The practical difference is that Forge Neo offers the simplicity of A1111 with performance improvements that narrow the gap with ComfyUI for standard image generation tasks. ComfyUI remains the stronger choice when workflow reproducibility, video generation, or complex multi-model pipelines are the goal.

Thunder Compute offers a pre-configured template for both: if you are unsure which to start with, the fastest approach is to launch one, run a generation, and switch if the interface does not suit how you work.

Last Thoughts on How to Use ComfyUI

ComfyUI is the most capable and flexible frontend for AI image and video generation available in 2026.

Node-based architecture makes complex pipelines reproducible and shareable
Efficient VRAM management lets you run larger models
Active community produces new workflows and custom nodes

The main barrier is hardware. Running large models at full quality, or building pipelines with multiple ControlNets and LoRAs stacked together means you need more VRAM than most consumer GPUs provide. Cloud GPUs remove that constraint entirely.

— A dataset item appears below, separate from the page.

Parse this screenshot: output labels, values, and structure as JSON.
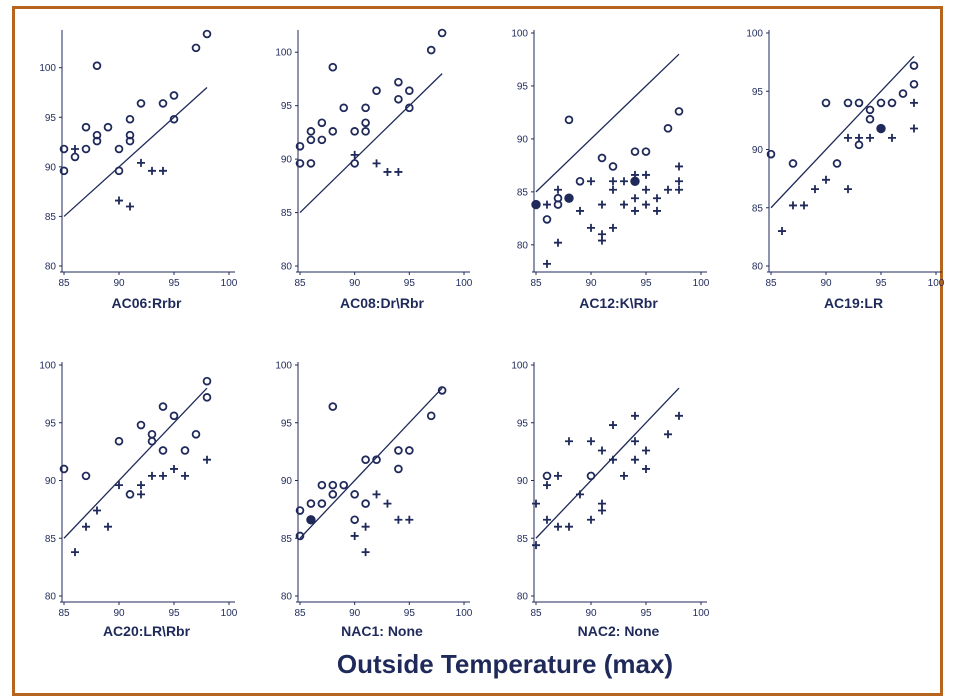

Thunder Compute gives you enterprise-grade GPU instances for as little as $0.35/hr, with a pre-configured ComfyUI template that gets you generating in minutes rather than hours. No driver conflicts, no local environment setup, no hardware to buy. Just a fast GPU and a ComfyUI instance ready to run whatever model you want to try next.

To avoid local VRAM limits, Thunder Compute offers cost effective cloud GPUs starting at $0.35/hr. On top of that, you can start instances with ready-to-launch templates for ComfyUI and Forge Neo.

FAQ

What is ComfyUI?

ComfyUI is an open-source, node-based interface for building and running AI image and video generation pipelines. You connect processing nodes in a visual graph, each one representing a step in the generation process: loading a model, encoding a prompt, sampling, or decoding the output. This gives you control over every parameter and makes complex workflows easy to share as JSON files.

How to use ComfyUI?

ComfyUI can be used as a standalone app. To get started you can choose a workflow from the template library or import it from a JSON file. Then add a text prompt in the CLIP Text Encode nodes, and click "Run". The graph executes from left to right. Most workflows will need you to download and install relevant model files.